Forcemeat, onion and mashed potatoes fried until half cooked (20-25 minutes). Spread the flour in a bowl of water and mix the resulting mixture with salt and spices (to taste). Pour the gravy into the meat-mushroom mass and fill the diced cucumber with cubes. Covering the frying pan with a lid almost completely, simmer on low heat. Before shutting off, pour the shredded greens.

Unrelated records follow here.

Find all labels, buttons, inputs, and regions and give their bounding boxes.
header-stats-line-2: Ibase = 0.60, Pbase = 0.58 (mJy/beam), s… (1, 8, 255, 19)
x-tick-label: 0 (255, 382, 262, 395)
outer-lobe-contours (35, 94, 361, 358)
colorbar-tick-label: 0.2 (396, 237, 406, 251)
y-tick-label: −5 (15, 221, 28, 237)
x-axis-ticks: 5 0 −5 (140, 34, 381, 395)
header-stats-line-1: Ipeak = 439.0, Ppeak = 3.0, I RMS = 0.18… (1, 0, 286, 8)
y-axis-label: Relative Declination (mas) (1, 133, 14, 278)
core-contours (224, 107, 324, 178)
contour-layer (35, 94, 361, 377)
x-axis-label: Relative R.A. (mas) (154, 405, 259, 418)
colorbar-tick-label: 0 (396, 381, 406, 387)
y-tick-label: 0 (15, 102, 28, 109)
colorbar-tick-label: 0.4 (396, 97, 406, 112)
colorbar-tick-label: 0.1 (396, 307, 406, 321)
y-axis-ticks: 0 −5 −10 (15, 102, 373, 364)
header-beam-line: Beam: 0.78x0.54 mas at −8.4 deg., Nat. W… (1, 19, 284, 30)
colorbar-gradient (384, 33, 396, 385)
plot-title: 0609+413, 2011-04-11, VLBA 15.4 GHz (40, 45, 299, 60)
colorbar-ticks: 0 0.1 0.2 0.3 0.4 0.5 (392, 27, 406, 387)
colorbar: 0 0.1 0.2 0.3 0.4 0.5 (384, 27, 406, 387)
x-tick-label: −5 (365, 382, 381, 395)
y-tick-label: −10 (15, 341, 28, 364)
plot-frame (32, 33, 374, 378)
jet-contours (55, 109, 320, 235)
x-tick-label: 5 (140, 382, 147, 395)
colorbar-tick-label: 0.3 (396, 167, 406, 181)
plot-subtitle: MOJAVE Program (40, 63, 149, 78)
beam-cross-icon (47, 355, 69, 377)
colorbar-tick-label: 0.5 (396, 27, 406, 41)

How to cook a sauce for minced meat?

In the menu of children under 1.5 years, as a rule, include dietary dishes from crushed and carefully processed foods. The gravy of minced meat perfectly suits these requirements. It can replace stewed meatballs or little bits. Usually, the meat is passed through a simple or electric meat grinder two times beforehand or the nozzle with the smallest mesh is used for this purpose.

Composition :

  • 200 g of young veal;
  • 1 small onion bulb;
  • 300-400 ml of potato broth or boiled water;
  • 2 tbsp. L. Cream;
  • A little salt;
  • Bay leaf.

How to cook

Clean the meat thoroughly from streaks, foams and coarse fibers. Grind it in a meat grinder to a mushy condition. Chop the onion with a blender and place to the stuffing. Pour in a lot of water or broth, left from cooking potatoes on puree. Stew on low heat with the lid closed for 1 hour. Watch for the presence in the gravy of the liquid (if necessary pour it). Enter the cream, salt, put the bay leaf (it must be removed before serving). After boiling for another 20-25 minutes, the gravy is ready.

All the recipes described above can be changed by adding new ingredients to taste. The taste of food from this only will improve!